By 1838, only about 2,000 Cherokees had left their Georgia homeland for Indian Territory. President Martin Van Buren sent General Winfield Scott and 7,000 soldiers to expedite the removal process. Scott and his troops forced the Cherokee into stockades at bayonet point while his men looted their homes and belongings. Then, they marched the Indians more than 1,200 miles to Indian Territory. Whooping cough, typhus, dysentery, cholera and starvation were epidemic along the way, and historians estimate that more than 5,000 Cherokee died as a result of the journey.
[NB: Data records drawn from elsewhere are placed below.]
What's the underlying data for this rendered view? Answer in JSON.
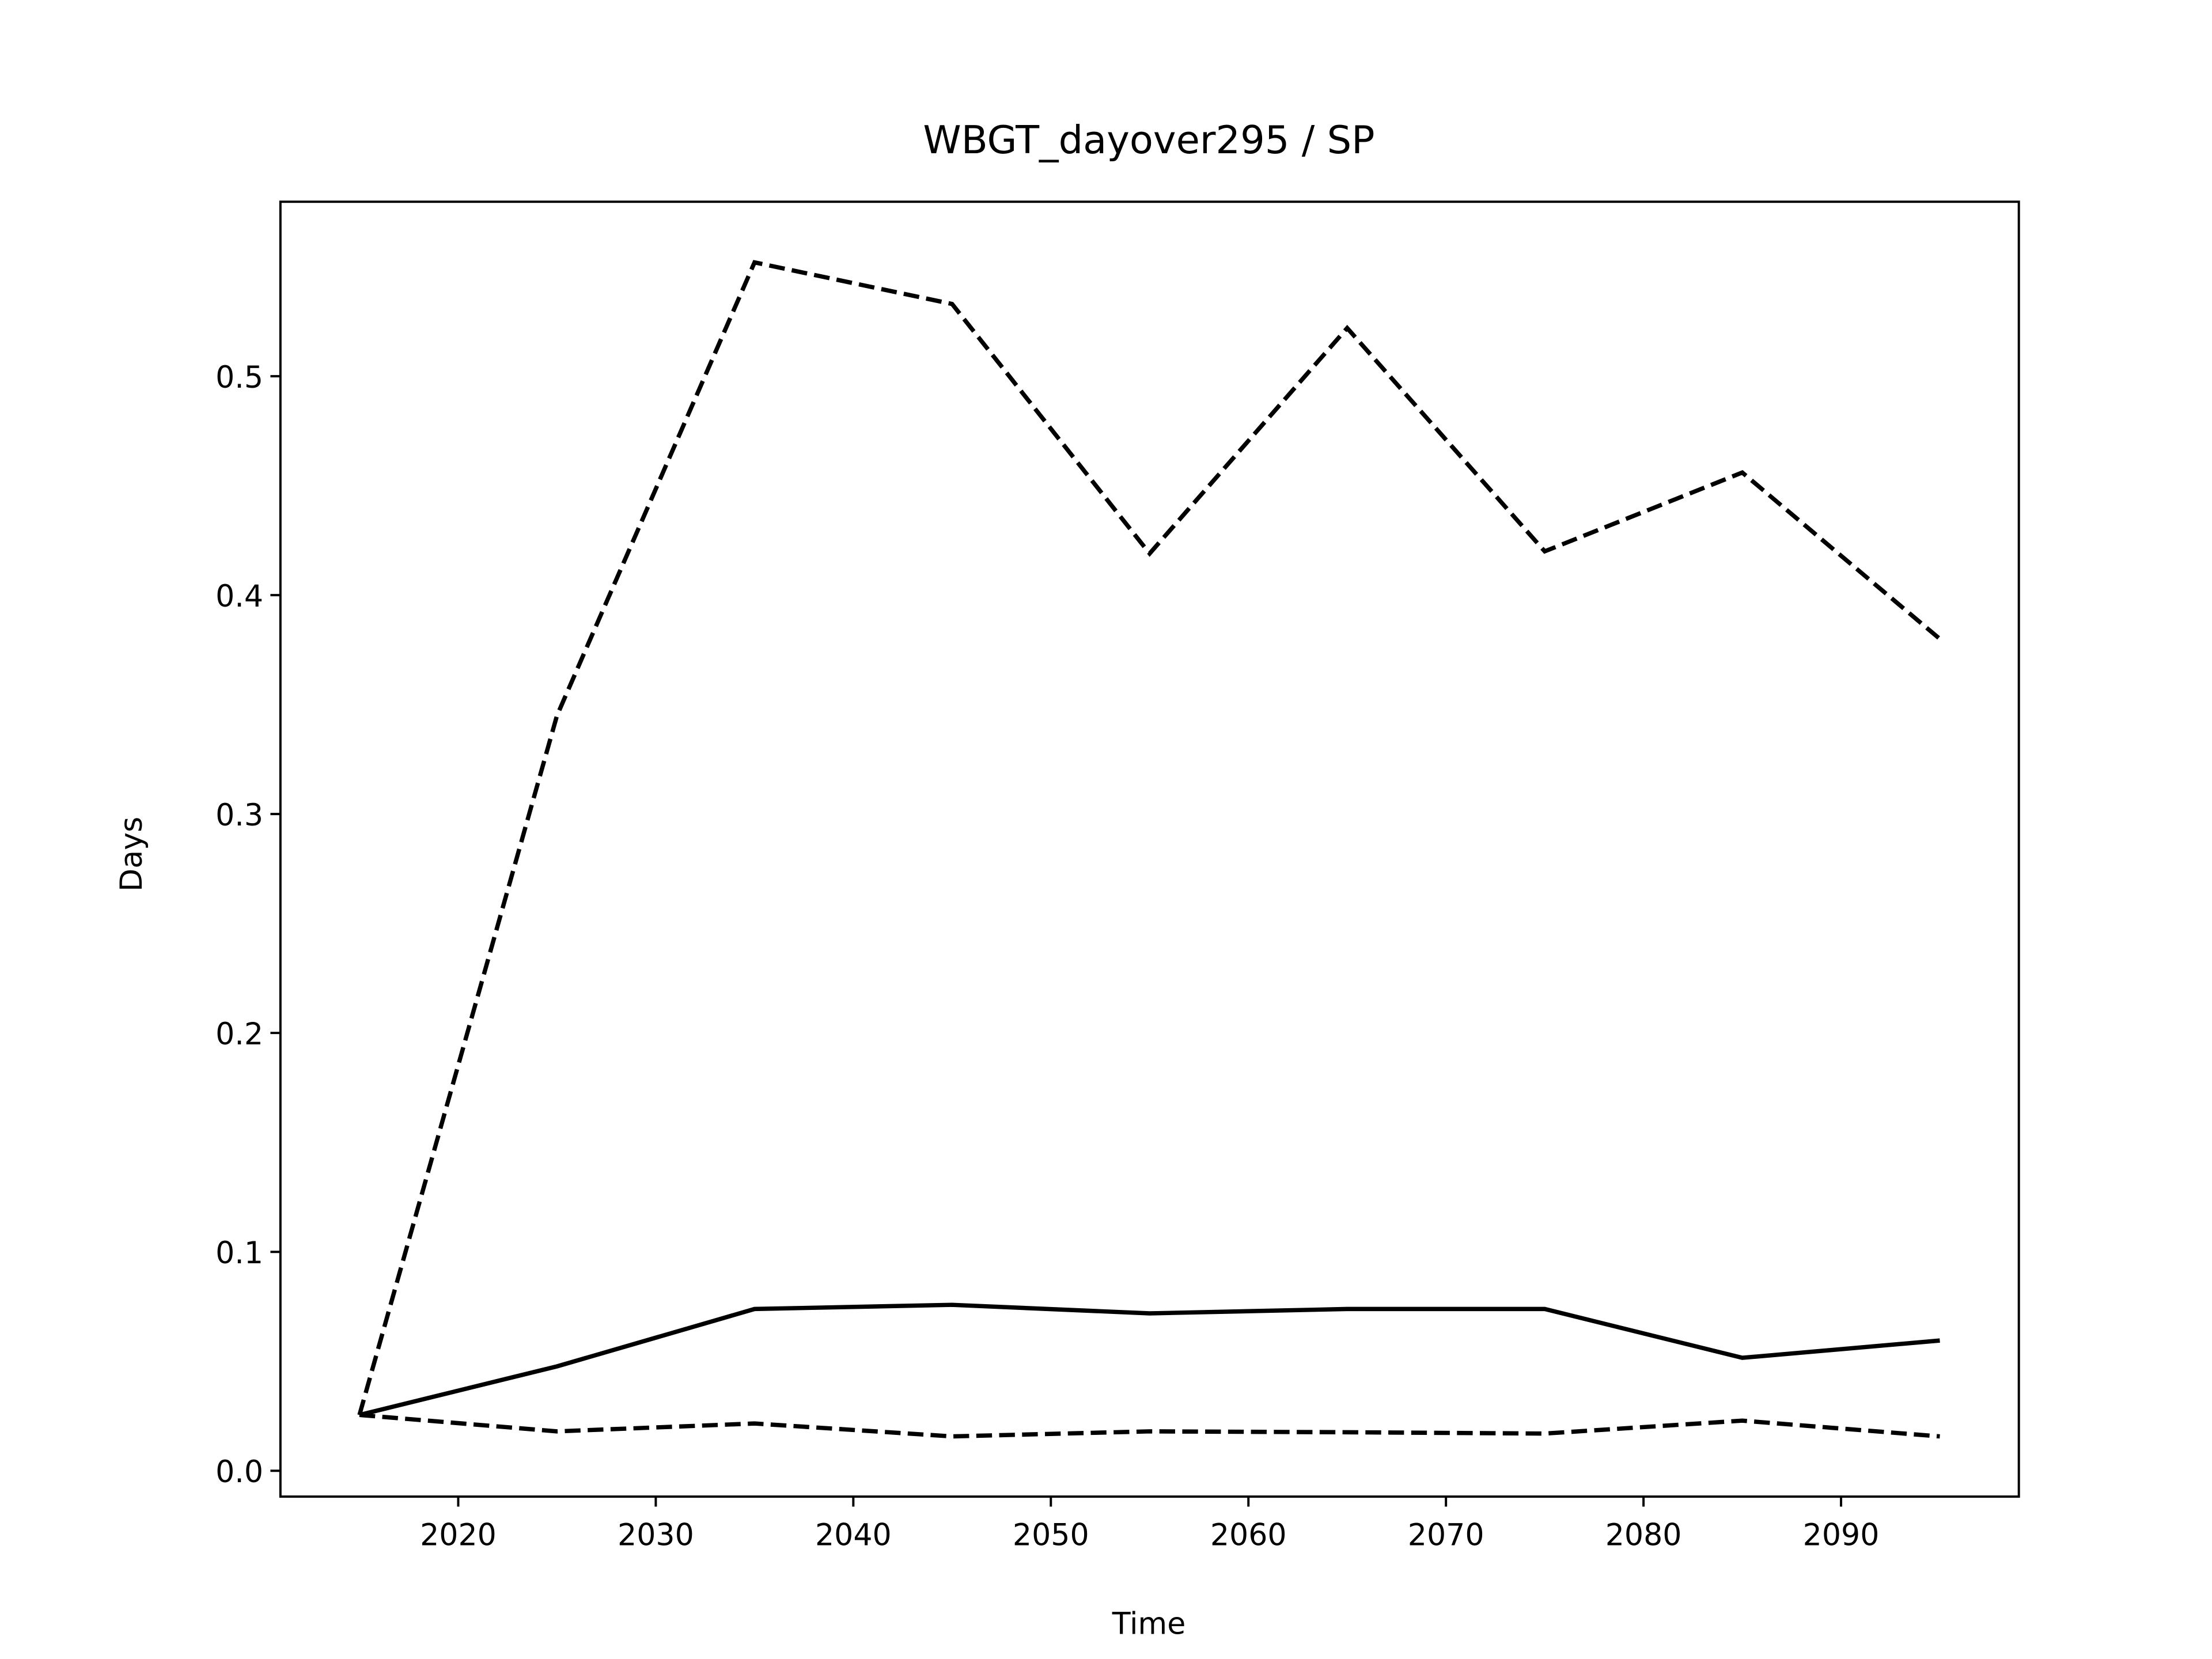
{
  "chart_data": {
    "type": "line",
    "title": "WBGT_dayover295 / SP",
    "x_label": "Time",
    "y_label": "Days",
    "x": [
      2015,
      2025,
      2035,
      2045,
      2055,
      2065,
      2075,
      2085,
      2095
    ],
    "series": [
      {
        "color": "#000000",
        "linestyle": "solid",
        "values": [
          0.0255,
          0.0477,
          0.0739,
          0.0758,
          0.0719,
          0.0739,
          0.0739,
          0.0516,
          0.0595
        ]
      },
      {
        "color": "#000000",
        "linestyle": "dashed",
        "values": [
          0.0255,
          0.345,
          0.552,
          0.533,
          0.419,
          0.522,
          0.42,
          0.456,
          0.38
        ]
      },
      {
        "color": "#000000",
        "linestyle": "dashed",
        "values": [
          0.0255,
          0.018,
          0.0216,
          0.0157,
          0.018,
          0.0176,
          0.017,
          0.0229,
          0.0157
        ]
      }
    ],
    "xlim": [
      2011,
      2099
    ],
    "ylim": [
      -0.0118,
      0.5797
    ],
    "xticks": [
      2020,
      2030,
      2040,
      2050,
      2060,
      2070,
      2080,
      2090
    ],
    "yticks": [
      {
        "value": 0,
        "label": "0.0"
      },
      0.1,
      0.2,
      0.3,
      0.4,
      0.5
    ]
  }
}
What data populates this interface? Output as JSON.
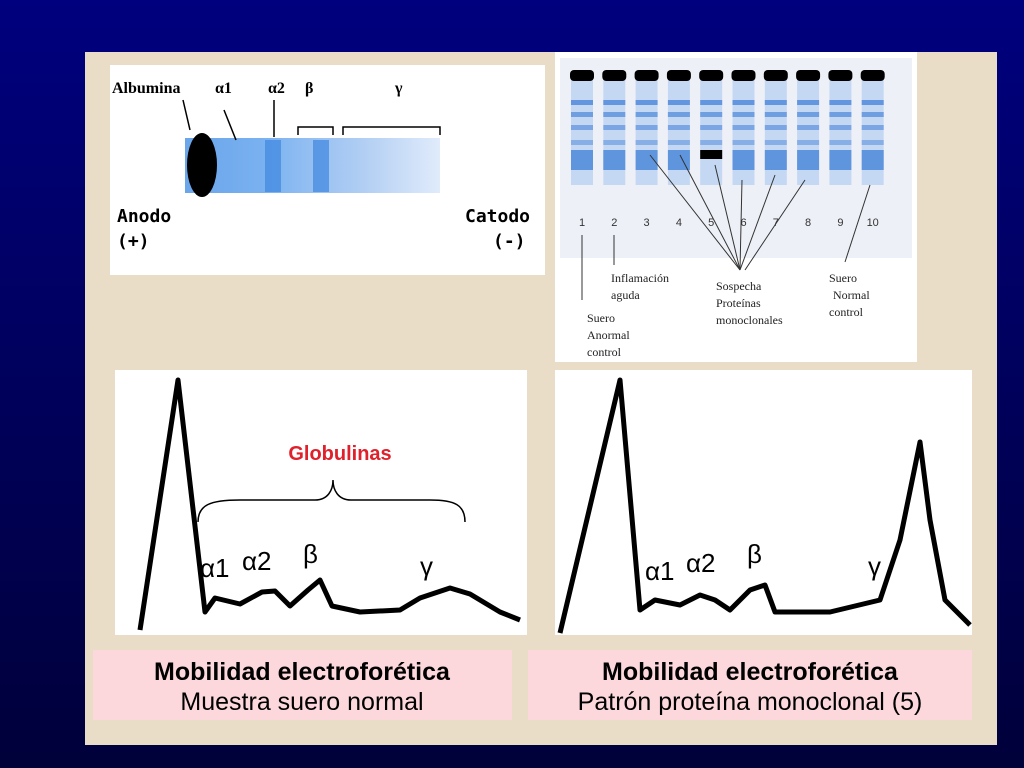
{
  "gel_left": {
    "labels": [
      "Albumina",
      "α1",
      "α2",
      "β",
      "γ"
    ],
    "anode": [
      "Anodo",
      "(+)"
    ],
    "cathode": [
      "Catodo",
      "(-)"
    ]
  },
  "gel_right": {
    "lanes": [
      "1",
      "2",
      "3",
      "4",
      "5",
      "6",
      "7",
      "8",
      "9",
      "10"
    ],
    "annotations": {
      "inflammation": [
        "Inflamación",
        "aguda"
      ],
      "suspected": [
        "Sospecha",
        "Proteínas",
        "monoclonales"
      ],
      "normal": [
        "Suero",
        "Normal",
        "control"
      ],
      "abnormal": [
        "Suero",
        "Anormal",
        "control"
      ]
    }
  },
  "panels": [
    {
      "title": "Globulinas",
      "peaks": [
        "α1",
        "α2",
        "β",
        "γ"
      ],
      "caption": {
        "title": "Mobilidad electroforética",
        "subtitle": "Muestra suero normal"
      }
    },
    {
      "peaks": [
        "α1",
        "α2",
        "β",
        "γ"
      ],
      "caption": {
        "title": "Mobilidad electroforética",
        "subtitle": "Patrón proteína monoclonal (5)"
      }
    }
  ]
}
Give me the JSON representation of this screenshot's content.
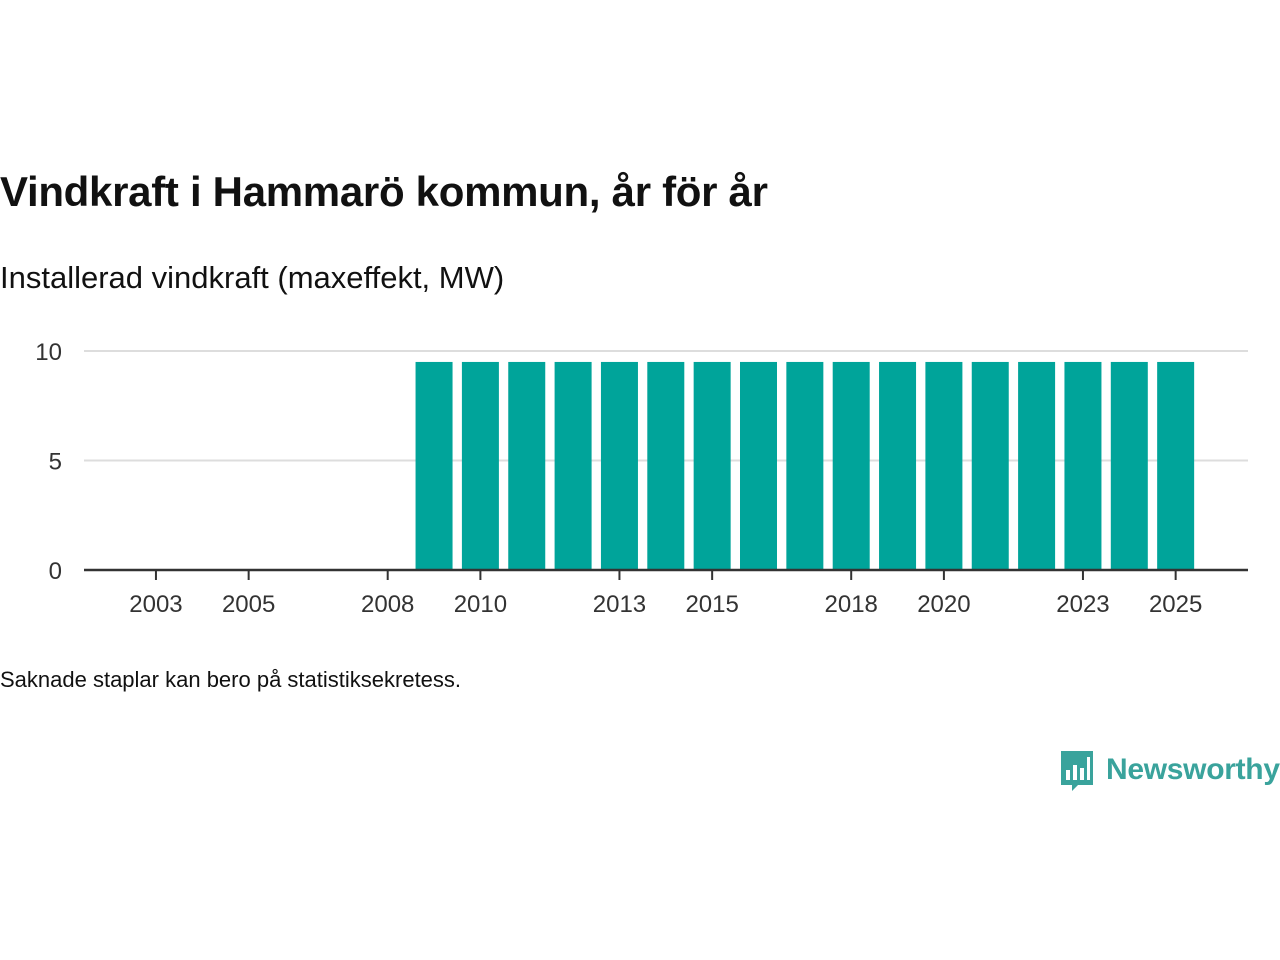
{
  "title": "Vindkraft i Hammarö kommun, år för år",
  "subtitle": "Installerad vindkraft (maxeffekt, MW)",
  "note": "Saknade staplar kan bero på statistiksekretess.",
  "brand": {
    "name": "Newsworthy",
    "color": "#3aa39c",
    "icon": "newsworthy-logo-icon"
  },
  "chart_data": {
    "type": "bar",
    "title": "Vindkraft i Hammarö kommun, år för år",
    "subtitle": "Installerad vindkraft (maxeffekt, MW)",
    "xlabel": "",
    "ylabel": "",
    "categories": [
      "2002",
      "2003",
      "2004",
      "2005",
      "2006",
      "2007",
      "2008",
      "2009",
      "2010",
      "2011",
      "2012",
      "2013",
      "2014",
      "2015",
      "2016",
      "2017",
      "2018",
      "2019",
      "2020",
      "2021",
      "2022",
      "2023",
      "2024",
      "2025"
    ],
    "values": [
      0,
      0,
      0,
      0,
      0,
      0,
      0,
      9.5,
      9.5,
      9.5,
      9.5,
      9.5,
      9.5,
      9.5,
      9.5,
      9.5,
      9.5,
      9.5,
      9.5,
      9.5,
      9.5,
      9.5,
      9.5,
      9.5
    ],
    "x_tick_labels": [
      "2003",
      "2005",
      "2008",
      "2010",
      "2013",
      "2015",
      "2018",
      "2020",
      "2023",
      "2025"
    ],
    "y_ticks": [
      0,
      5,
      10
    ],
    "ylim": [
      0,
      10
    ],
    "grid": true,
    "bar_color": "#00a49a"
  }
}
By 1840, tens of thousands of Native Americans had been driven off of their land in the southeastern states and forced to move across the Mississippi to Indian Territory. The federal government promised that their new land would remain unmolested forever, but as the line of white settlement pushed westward, âIndian Countryâ shrank and shrank. In 1907, Oklahoma became a state and Indian Territory was gone for good. The Trail of Tears is over 5,043 miles long and covers nine states: Alabama, Arkansas, Georgia, Illinois, Kentucky, Missouri, North Carolina, Oklahoma and Tennessee. Today, the Trail of Tears
National Historic Trail is run by the National Park Service and portions of it are accessible on foot, by horse, by bicycle or by car.